ICD-10 transition pops up as a cause for concern

Carl Natale
by Carl Natale
ICD-10 transition pops up as a cause for concern

While U.S. healthcare seems to be dealing with ICD-10 coding and its updates, there still are a few signs it has caused some issues.

The first is in a list of cautionary statements that Humana used to describe risks it faces. One of the many it listed was, "Humana’s business may be materially adversely impacted by the adoption of a new coding set for diagnoses (commonly known as ICD-10), the implementation of which became effective on October 1, 2015."

That's not really news because it's been repeating that line for at least six months.

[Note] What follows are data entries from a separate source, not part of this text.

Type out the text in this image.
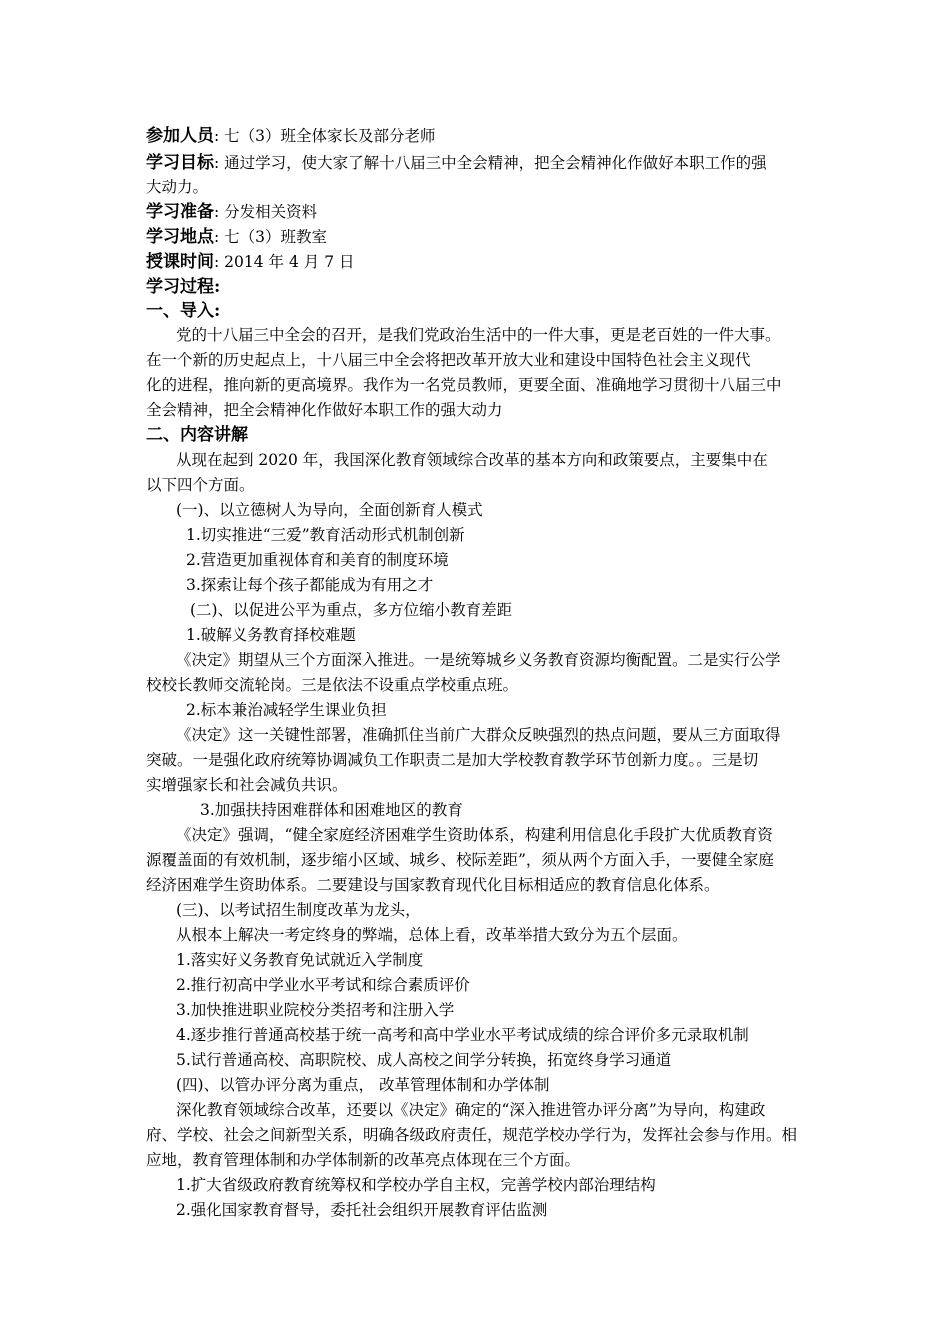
参加人员: 七（3）班全体家长及部分老师
学习目标: 通过学习，使大家了解十八届三中全会精神，把全会精神化作做好本职工作的强
大动力。
学习准备: 分发相关资料
学习地点: 七（3）班教室
授课时间: 2014 年 4 月 7 日
学习过程:
一、导入:
党的十八届三中全会的召开，是我们党政治生活中的一件大事，更是老百姓的一件大事。
在一个新的历史起点上，十八届三中全会将把改革开放大业和建设中国特色社会主义现代
化的进程，推向新的更高境界。我作为一名党员教师，更要全面、准确地学习贯彻十八届三中
全会精神，把全会精神化作做好本职工作的强大动力
二、内容讲解
从现在起到 2020 年，我国深化教育领域综合改革的基本方向和政策要点，主要集中在
以下四个方面。
(一)、以立德树人为导向，全面创新育人模式
1.切实推进“三爱”教育活动形式机制创新
2.营造更加重视体育和美育的制度环境
3.探索让每个孩子都能成为有用之才
(二)、以促进公平为重点，多方位缩小教育差距
1.破解义务教育择校难题
《决定》期望从三个方面深入推进。一是统筹城乡义务教育资源均衡配置。二是实行公学
校校长教师交流轮岗。三是依法不设重点学校重点班。
2.标本兼治减轻学生课业负担
《决定》这一关键性部署，准确抓住当前广大群众反映强烈的热点问题，要从三方面取得
突破。一是强化政府统筹协调减负工作职责二是加大学校教育教学环节创新力度。。三是切
实增强家长和社会减负共识。
3.加强扶持困难群体和困难地区的教育
《决定》强调，“健全家庭经济困难学生资助体系，构建利用信息化手段扩大优质教育资
源覆盖面的有效机制，逐步缩小区域、城乡、校际差距”，须从两个方面入手，一要健全家庭
经济困难学生资助体系。二要建设与国家教育现代化目标相适应的教育信息化体系。
(三)、以考试招生制度改革为龙头，
从根本上解决一考定终身的弊端，总体上看，改革举措大致分为五个层面。
1.落实好义务教育免试就近入学制度
2.推行初高中学业水平考试和综合素质评价
3.加快推进职业院校分类招考和注册入学
4.逐步推行普通高校基于统一高考和高中学业水平考试成绩的综合评价多元录取机制
5.试行普通高校、高职院校、成人高校之间学分转换，拓宽终身学习通道
(四)、以管办评分离为重点， 改革管理体制和办学体制
深化教育领域综合改革，还要以《决定》确定的“深入推进管办评分离”为导向，构建政
府、学校、社会之间新型关系，明确各级政府责任，规范学校办学行为，发挥社会参与作用。相
应地，教育管理体制和办学体制新的改革亮点体现在三个方面。
1.扩大省级政府教育统筹权和学校办学自主权，完善学校内部治理结构
2.强化国家教育督导，委托社会组织开展教育评估监测
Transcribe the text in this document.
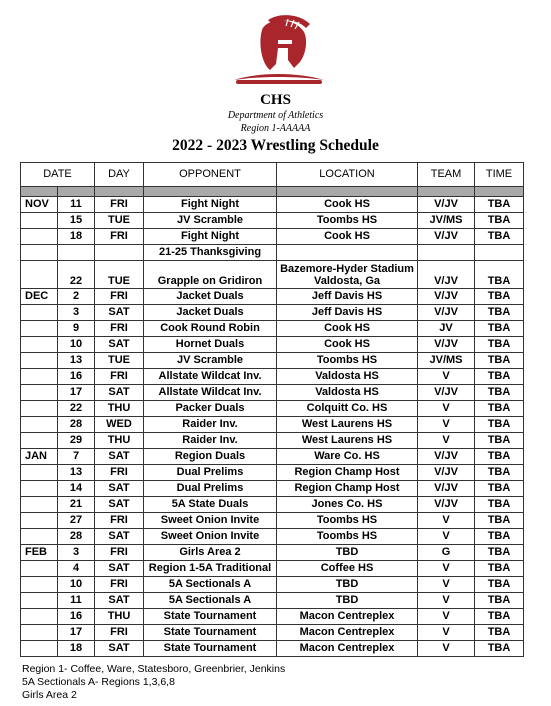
CHS
Department of Athletics
Region 1-AAAAA
2022 - 2023 Wrestling Schedule
DATE		DAY	OPPONENT	LOCATION	TEAM	TIME

NOV	11	FRI	Fight Night	Cook HS	V/JV	TBA
	15	TUE	JV Scramble	Toombs HS	JV/MS	TBA
	18	FRI	Fight Night	Cook HS	V/JV	TBA
			21-25 Thanksgiving			
	22	TUE	Grapple on Gridiron	Bazemore-Hyder Stadium Valdosta, Ga	V/JV	TBA
DEC	2	FRI	Jacket Duals	Jeff Davis HS	V/JV	TBA
	3	SAT	Jacket Duals	Jeff Davis HS	V/JV	TBA
	9	FRI	Cook Round Robin	Cook HS	JV	TBA
	10	SAT	Hornet Duals	Cook HS	V/JV	TBA
	13	TUE	JV Scramble	Toombs HS	JV/MS	TBA
	16	FRI	Allstate Wildcat Inv.	Valdosta HS	V	TBA
	17	SAT	Allstate Wildcat Inv.	Valdosta HS	V/JV	TBA
	22	THU	Packer Duals	Colquitt Co. HS	V	TBA
	28	WED	Raider Inv.	West Laurens HS	V	TBA
	29	THU	Raider Inv.	West Laurens HS	V	TBA
JAN	7	SAT	Region Duals	Ware Co. HS	V/JV	TBA
	13	FRI	Dual Prelims	Region Champ Host	V/JV	TBA
	14	SAT	Dual Prelims	Region Champ Host	V/JV	TBA
	21	SAT	5A State Duals	Jones Co. HS	V/JV	TBA
	27	FRI	Sweet Onion Invite	Toombs HS	V	TBA
	28	SAT	Sweet Onion Invite	Toombs HS	V	TBA
FEB	3	FRI	Girls Area 2	TBD	G	TBA
	4	SAT	Region 1-5A Traditional	Coffee HS	V	TBA
	10	FRI	5A Sectionals A	TBD	V	TBA
	11	SAT	5A Sectionals A	TBD	V	TBA
	16	THU	State Tournament	Macon Centreplex	V	TBA
	17	FRI	State Tournament	Macon Centreplex	V	TBA
	18	SAT	State Tournament	Macon Centreplex	V	TBA
Region 1- Coffee, Ware, Statesboro, Greenbrier, Jenkins
5A Sectionals A- Regions 1,3,6,8
Girls Area 2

There's no explanation why ICD-10 could have so much impact. But it's just trying to warn investors about everything that could be a factor.

The second comes from Scott T. Anderson, M.D., Ph.D., a clinical professor at University of California, Davis Medical School, in a newspaper column. He explains why he believes physicians are abandoning their private practices for medical groups and hospital systems. 

The reasons are complex, and he does a decent job describing the factors. Two of which are "Medicare introduced a new billing system called ICD-10, and is transitioning to something called 'value-based payments.'” 

It's a fair point. 

Take both of these together, it wouldn't be fair to conclude ICD-10 coding is destroying U.S. healthcare. There are many challenges. Not much is making it easy for physicians.